There are mixed reviews and concerns about these announced reforms. In particular, the thresholds for entities to be deemed PIEs have been raised, such that only those entities with more than 750 employees and an annual turnover of £750m will be subject to more onerous regulation. This represents a shift from the original proposals, and significantly fewer companies, particularly private companies, will now fall within the scope of tighter regulation than was previously proposed. This has been welcomed by some, who wish to minimise regulatory burdens in a challenging economic environment. Others see this as a watering down of the regulatory regime which had been anticipated.

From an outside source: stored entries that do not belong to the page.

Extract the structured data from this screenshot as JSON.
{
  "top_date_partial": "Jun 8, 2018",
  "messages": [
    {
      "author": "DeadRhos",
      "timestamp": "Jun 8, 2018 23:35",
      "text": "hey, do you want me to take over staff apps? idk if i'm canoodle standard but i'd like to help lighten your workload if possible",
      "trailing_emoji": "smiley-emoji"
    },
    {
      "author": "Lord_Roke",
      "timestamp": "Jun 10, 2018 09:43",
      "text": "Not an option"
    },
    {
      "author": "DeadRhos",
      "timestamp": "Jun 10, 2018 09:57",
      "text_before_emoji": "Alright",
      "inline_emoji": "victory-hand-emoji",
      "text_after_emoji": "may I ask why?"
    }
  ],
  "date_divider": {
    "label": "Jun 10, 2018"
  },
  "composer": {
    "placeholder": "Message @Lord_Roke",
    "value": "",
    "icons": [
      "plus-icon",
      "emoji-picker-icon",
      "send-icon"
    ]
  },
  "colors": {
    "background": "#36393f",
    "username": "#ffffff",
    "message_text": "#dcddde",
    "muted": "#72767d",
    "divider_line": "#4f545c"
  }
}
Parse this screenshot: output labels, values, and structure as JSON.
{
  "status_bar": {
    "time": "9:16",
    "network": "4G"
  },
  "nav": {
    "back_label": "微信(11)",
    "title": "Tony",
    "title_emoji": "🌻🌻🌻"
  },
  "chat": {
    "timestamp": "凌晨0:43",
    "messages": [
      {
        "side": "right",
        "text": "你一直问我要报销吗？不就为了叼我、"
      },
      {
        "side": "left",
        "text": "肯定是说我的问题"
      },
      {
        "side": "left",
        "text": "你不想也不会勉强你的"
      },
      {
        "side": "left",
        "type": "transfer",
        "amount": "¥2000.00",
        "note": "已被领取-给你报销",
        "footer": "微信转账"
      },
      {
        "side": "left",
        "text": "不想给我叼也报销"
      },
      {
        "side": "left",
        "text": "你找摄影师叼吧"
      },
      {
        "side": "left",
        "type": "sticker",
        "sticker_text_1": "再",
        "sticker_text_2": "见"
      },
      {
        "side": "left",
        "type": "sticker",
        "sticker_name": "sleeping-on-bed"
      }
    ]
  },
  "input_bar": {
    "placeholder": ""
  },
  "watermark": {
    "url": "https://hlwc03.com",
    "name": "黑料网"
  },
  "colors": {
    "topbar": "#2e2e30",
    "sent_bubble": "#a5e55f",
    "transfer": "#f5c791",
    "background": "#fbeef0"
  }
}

Proposals to increase directors’ responsibilities in relation to internal controls, and to hold directors personally liable for the same — in a manner similar to the US Sarbanes-Oxley Act — have been dropped. Instead, a provision will be added to the corporate governance code which applies only to the largest companies, subject to an opt out. Many see this as a missed opportunity since a requirement for directors to sign off on internal controls is considered the very thing most likely to reduce the risk of undetected fraud and sudden, avoidable corporate failure. Many column inches have been devoted to the government’s perceived failure to take proper steps to hold directors accountable for breaches of their obligations. While directors of the largest private companies will eventually fall within the jurisdiction of ARGA, some question if this goes far enough.
The reforms were introduced alongside various statements of intent. The FRC is to be empowered to ban failing auditors from reviewing the accounts of large companies. There is also a desire to see shared audits evolve, with firms sitting alongside the Big Four. Quite how or when these provisions might work in practice, however, remains to be seen. The risks that an audit firm will face in the shared audit environment in the event of corporate failure, or where there is an issue in relation to the audit, are also yet to become clear.
The reforms also come coupled with a statement of intent that ARGA will have the power to enforce a cap on audit firms’ market share, if the state of the market does not improve.
As to the rationale behind the proposals, there are some visible pointers, such as references in the Business Secretary’s briefing to taking benefits from Brexit, and the pointing of fingers at those responsible for failures in the past, and not adding to the burdens on small business.
Fundamentally, however, it seems that many commentators highlight concerns as to whether the proposed reforms will, in fact, be effective promoting sound financial management and control systems which would bolster public trust and confidence in corporate governance.
There has undoubtedly been proper criticism of some audits which have preceded corporate failure. It is, however, very important to bear in mind that any particular audit is significantly focused on what has already happened. A sound audit might identify issues with corporate governance, inadequate controls or fraud, but it cannot go back in time and prevent such things from happening to begin with.
So, whilst what clients can properly expect of their auditors can impact on behaviours, it is important to bear in mind the temporal limitations on what an auditor is retained to do. The promotion of strong corporate governance needs to take into account much more than what may be identified during an audit – it needs a focus on the manner in which things are done in the first place.